One woman who is doing the talking is Jo Ritchie, from the Wilding Pine Network. The advocacy group is lobbying ministers, armed with the Government’s own research – a cost-benefit analysis commissioned by the Ministry for Primary Industries.
The report says $10m a year is insufficient, and that level of investment would end up costing $3.8 billion over 50 years through losses in primary production, biodiversity, increased fire risk and water yields.
Wilding conifers can suck up to 40% of water from a catchment, and a control programme protects water for hydropower generation, irrigation, and the productive land saved from infestation, the report says.
“It’s really short-sighted. You only have to flick through the CBA to see the benefits,” Ritchie says.
“It has an impact across primary industry, hydroelectricity, biodiversity. It’s a no-brainer.”
Large areas of Marlborough are infested, and the funding allowed Marlborough District Council to direct programmes across Crown-owned Molesworth Station, the country’s largest farm, Waihōpai and the Sounds.

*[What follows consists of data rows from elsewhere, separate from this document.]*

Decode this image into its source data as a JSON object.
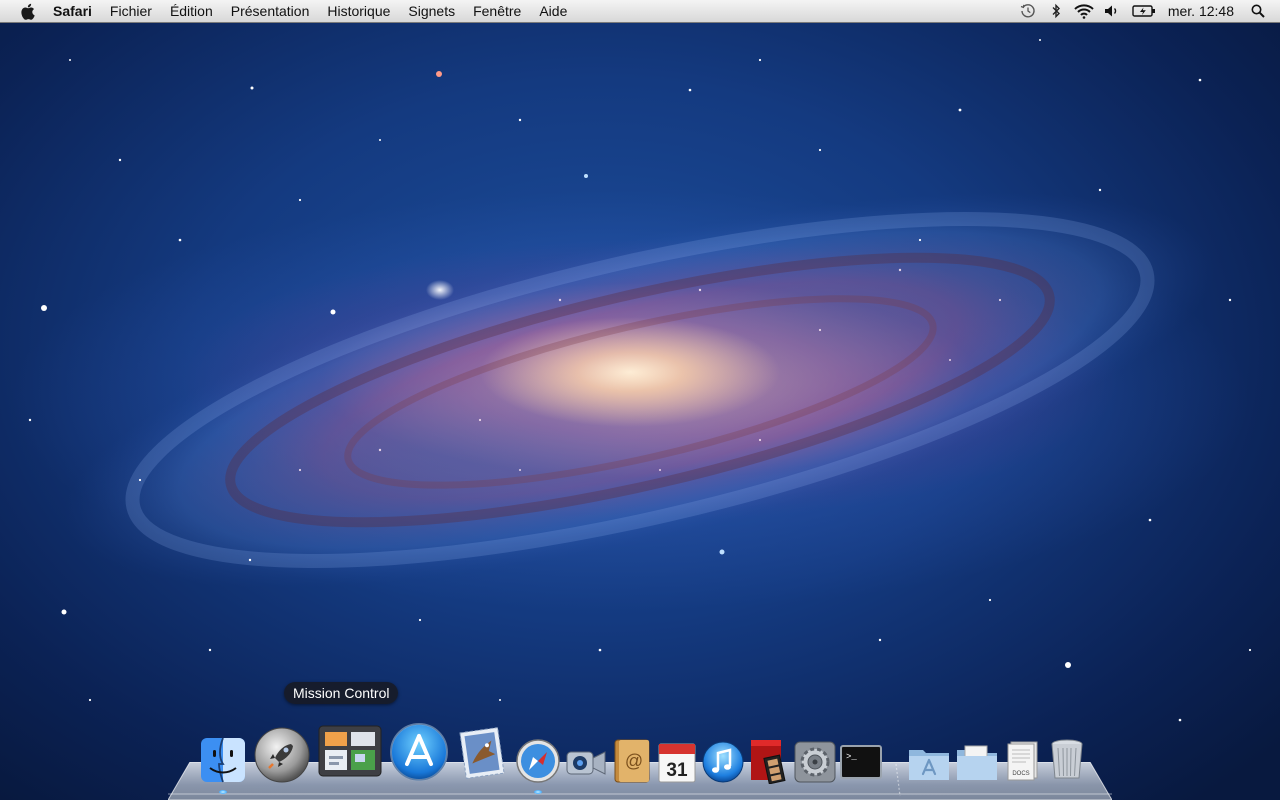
{
  "menubar": {
    "apple_icon": "apple-logo-icon",
    "app_name": "Safari",
    "menus": [
      "Fichier",
      "Édition",
      "Présentation",
      "Historique",
      "Signets",
      "Fenêtre",
      "Aide"
    ],
    "status_icons": [
      "time-machine-icon",
      "bluetooth-icon",
      "wifi-icon",
      "volume-icon",
      "battery-icon"
    ],
    "clock": "mer. 12:48",
    "spotlight_icon": "spotlight-search-icon"
  },
  "wallpaper": {
    "description_icon": "andromeda-galaxy-wallpaper"
  },
  "dock": {
    "tooltip": "Mission Control",
    "items": [
      {
        "name": "finder",
        "icon": "finder-icon",
        "running": true
      },
      {
        "name": "launchpad",
        "icon": "launchpad-rocket-icon",
        "running": false
      },
      {
        "name": "mission-control",
        "icon": "mission-control-icon",
        "running": false
      },
      {
        "name": "app-store",
        "icon": "app-store-icon",
        "running": false
      },
      {
        "name": "mail",
        "icon": "mail-stamp-icon",
        "running": false
      },
      {
        "name": "safari",
        "icon": "safari-compass-icon",
        "running": true
      },
      {
        "name": "facetime",
        "icon": "facetime-camera-icon",
        "running": false
      },
      {
        "name": "address-book",
        "icon": "address-book-icon",
        "running": false
      },
      {
        "name": "ical",
        "icon": "calendar-icon",
        "running": false,
        "label": "31"
      },
      {
        "name": "itunes",
        "icon": "itunes-note-icon",
        "running": false
      },
      {
        "name": "photo-booth",
        "icon": "photo-booth-icon",
        "running": false
      },
      {
        "name": "system-preferences",
        "icon": "gear-icon",
        "running": false
      },
      {
        "name": "terminal",
        "icon": "terminal-icon",
        "running": false
      },
      {
        "name": "applications",
        "icon": "applications-folder-icon",
        "running": false
      },
      {
        "name": "documents",
        "icon": "documents-folder-icon",
        "running": false
      },
      {
        "name": "downloads-stack",
        "icon": "docs-stack-icon",
        "running": false,
        "label": "DOCS"
      },
      {
        "name": "trash",
        "icon": "trash-icon",
        "running": false
      }
    ]
  },
  "colors": {
    "menubar_top": "#f4f4f4",
    "menubar_bottom": "#d8d8d8",
    "sky_deep": "#08193f",
    "sky_mid": "#1d4f9e",
    "galaxy_core": "#fff0d7",
    "indicator": "#4fb2ff"
  }
}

“It’s been a massive boost,” says district council biosecurity manager Jono Underwood. “It’s really transformed landscapes and seascapes and is a demonstration of what could be achieved.
“That's what has built to this crescendo of a sense of loss, because there's so much more that could be gained.”
The council can’t afford to go it alone.
“Our rating base is in the vicinity of 20,000 people. And we can't look past the fact that a lot of the big issues with our South Marlborough high country are legacies of Crown decisions to plant and over-sow these species in decades past.
“To shift that onto the local community to fund is a bit on the nose.”
Steve Satterthwaite’s Muller Station borders Molesworth, in Awatere Valley. He compares wildings to the rabbit plague, the bane of dryland farmers' lives for 150 years, and spearheaded the creation of the South Marlborough Landscape Restoration Trust.
He and other runholders spend tens of thousands on weed control to stop seeds overrunning the high country – and Marlborough’s wine country.
“The absolute consequence of waving the white flag is that all this pastoral country will turn to pine forest,” he says. “These trees – there’s no stopping them. It cuts tourism – these pastoral landscapes would disappear.
“It cuts irrigation, and water yield. Unchecked, in Marlborough, the biggest risk is to the water yield of the Wairau which feeds the grape industry. The consequences are only just starting to surface.”
Farmers who already bear the costs of eradication wonder about the possibility of a biosecurity levy on other sectors – such as commercial forestry owners, who aren’t compelled to undertake wilding work on neighbouring areas, or hydroelectricity suppliers.
Primary Industries Minister Damian O’Connor is overseas and unavailable for comment. His spokesperson didn’t answer questions about whether commercial co-funding was under consideration.
The funding of $10m per year was secure until 2030, she said.
“The programme has put this funding to excellent use, exceeding targets over the past three years… Our focus is now on maintaining and building on the results the Government’s substantial investment to date has achieved.”
In the meantime, Sydney refuses to add dark green to his palette. He won’t paint the pines into his landscapes.
“I find them so ugly, and so worrying, that I certainly can't think of them in terms of any work that I do.”